In the early 1960s, Christensen had made an academic study of Viking tools. Through images in manuscripts and the Bayeux Tapestry, and artifacts from excavated graves (craftsmen were often buried with their tools), he had a pretty good grasp of how the wrights put together the Gokstad ship. Except for the rivets. The strakes lap over each other, giving the technique its name, “lapstrake”; it’s the same look as the clapboard siding on a New England farmhouse. But where the housebuilder uses nails, the shipbuilder needs to nip off the nail point and bend the end against an iron plate to keep the boards from wiggling apart. This clinching step—which gives us the word “clinker-built” to describe such ships—had Christensen perplexed. The Vikings had no nippers.

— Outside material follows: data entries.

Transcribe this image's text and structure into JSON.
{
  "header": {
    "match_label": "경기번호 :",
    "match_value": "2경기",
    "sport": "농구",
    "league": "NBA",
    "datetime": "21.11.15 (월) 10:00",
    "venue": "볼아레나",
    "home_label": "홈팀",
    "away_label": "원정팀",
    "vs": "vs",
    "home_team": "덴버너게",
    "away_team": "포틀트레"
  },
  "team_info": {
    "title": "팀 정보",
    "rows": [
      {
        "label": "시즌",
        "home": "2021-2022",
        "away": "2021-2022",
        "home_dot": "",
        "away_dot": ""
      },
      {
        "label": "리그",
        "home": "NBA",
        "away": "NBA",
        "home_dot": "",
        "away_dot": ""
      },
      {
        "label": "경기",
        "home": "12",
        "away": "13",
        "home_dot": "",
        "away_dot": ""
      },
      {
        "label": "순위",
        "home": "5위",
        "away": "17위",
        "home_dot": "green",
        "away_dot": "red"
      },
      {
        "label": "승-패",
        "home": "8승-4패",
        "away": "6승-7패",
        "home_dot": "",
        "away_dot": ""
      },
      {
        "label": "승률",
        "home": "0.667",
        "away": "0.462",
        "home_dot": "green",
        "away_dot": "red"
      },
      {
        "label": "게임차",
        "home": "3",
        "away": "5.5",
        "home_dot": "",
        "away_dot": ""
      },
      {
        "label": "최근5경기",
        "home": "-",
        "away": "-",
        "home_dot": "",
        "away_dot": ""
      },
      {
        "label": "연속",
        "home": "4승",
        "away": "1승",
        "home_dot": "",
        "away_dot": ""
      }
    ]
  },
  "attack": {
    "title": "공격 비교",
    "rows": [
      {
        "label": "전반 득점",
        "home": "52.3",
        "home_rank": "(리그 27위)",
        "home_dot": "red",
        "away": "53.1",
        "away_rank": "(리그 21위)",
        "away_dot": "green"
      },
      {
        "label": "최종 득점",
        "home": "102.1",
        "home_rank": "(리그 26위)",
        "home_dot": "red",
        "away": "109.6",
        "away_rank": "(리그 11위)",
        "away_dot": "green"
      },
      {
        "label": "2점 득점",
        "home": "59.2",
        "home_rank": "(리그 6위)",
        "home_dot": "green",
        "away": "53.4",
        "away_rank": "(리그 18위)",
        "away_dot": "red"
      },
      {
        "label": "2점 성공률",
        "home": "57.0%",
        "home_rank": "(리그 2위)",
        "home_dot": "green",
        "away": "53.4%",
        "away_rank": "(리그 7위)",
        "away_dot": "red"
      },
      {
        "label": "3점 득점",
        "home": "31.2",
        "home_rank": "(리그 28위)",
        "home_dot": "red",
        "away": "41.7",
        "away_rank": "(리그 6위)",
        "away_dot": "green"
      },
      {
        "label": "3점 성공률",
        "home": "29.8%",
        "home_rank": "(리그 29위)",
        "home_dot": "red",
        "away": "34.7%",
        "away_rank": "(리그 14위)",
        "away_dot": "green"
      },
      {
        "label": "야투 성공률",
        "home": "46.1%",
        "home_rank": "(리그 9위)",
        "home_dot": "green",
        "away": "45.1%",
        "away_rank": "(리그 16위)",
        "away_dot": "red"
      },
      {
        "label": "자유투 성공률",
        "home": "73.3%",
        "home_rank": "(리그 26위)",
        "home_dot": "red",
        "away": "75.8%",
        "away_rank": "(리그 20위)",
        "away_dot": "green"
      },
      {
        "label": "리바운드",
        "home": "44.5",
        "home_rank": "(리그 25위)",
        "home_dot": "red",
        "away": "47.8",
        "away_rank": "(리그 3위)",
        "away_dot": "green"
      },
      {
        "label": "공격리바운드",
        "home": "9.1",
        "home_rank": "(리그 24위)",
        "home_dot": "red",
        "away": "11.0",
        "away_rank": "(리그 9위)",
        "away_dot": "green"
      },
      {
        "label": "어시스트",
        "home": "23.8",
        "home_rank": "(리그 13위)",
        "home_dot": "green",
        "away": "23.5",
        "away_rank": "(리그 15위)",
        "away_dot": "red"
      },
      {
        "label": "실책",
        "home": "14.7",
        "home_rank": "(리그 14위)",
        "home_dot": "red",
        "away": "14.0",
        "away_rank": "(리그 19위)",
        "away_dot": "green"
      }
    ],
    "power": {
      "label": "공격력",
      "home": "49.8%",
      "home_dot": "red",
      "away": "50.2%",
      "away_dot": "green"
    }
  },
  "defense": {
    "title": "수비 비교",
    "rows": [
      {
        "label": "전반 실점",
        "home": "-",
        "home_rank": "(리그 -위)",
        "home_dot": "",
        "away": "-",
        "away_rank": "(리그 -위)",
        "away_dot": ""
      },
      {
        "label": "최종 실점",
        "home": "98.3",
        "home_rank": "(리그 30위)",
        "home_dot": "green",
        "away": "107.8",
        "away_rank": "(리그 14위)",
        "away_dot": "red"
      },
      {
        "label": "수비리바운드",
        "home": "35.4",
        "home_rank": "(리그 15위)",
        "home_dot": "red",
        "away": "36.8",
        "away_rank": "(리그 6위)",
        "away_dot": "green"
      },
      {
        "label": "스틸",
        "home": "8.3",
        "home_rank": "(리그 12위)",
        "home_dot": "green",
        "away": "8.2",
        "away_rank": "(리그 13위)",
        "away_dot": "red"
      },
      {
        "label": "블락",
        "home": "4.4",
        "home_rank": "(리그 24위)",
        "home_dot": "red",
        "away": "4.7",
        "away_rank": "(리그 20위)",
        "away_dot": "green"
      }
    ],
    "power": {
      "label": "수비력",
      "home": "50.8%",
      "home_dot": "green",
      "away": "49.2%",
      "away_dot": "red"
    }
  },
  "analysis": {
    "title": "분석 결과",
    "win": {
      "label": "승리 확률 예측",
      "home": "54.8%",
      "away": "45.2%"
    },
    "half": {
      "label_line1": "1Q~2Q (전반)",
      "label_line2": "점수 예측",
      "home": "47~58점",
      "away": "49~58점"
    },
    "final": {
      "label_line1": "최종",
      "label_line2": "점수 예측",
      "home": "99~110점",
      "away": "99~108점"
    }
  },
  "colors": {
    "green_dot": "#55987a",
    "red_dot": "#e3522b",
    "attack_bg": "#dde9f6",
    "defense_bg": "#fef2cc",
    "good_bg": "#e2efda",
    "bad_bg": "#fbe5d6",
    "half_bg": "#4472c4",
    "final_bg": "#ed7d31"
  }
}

One day in 1973, he was watching shipwright Sigurd Bjorkedal working on a replica ship. Bjorkedal had a good set of nippers—farrier’s tongs—but they went unused as he riveted the ship. Instead, he snapped off the nail points with the sharpened peen of his hammer, then reversed the hammer to pound the nail flat. From then on, Christensen concentrated on studying living craftsmen, as he wrote, while there is still time. “The tools are the same, so the process must be the same,” he told me.
“You start with a keel roughly T-shaped. To shape a keel, take a wedge-shaped board, make four cuts, and axe away to make a T-shape. Use the axe to make the corners smooth,” he said. Then affix the first strake. “Use a clamp looking like an enormous clothespin to keep it in place. How wide this plank is, and the angle of the next plank, governs the shape of the ship. You shape the top edge by eye from stem to stern in a proper curve. The whole time you can adjust the angles and plank widths by a pure sculptural process. Then you cut ribs.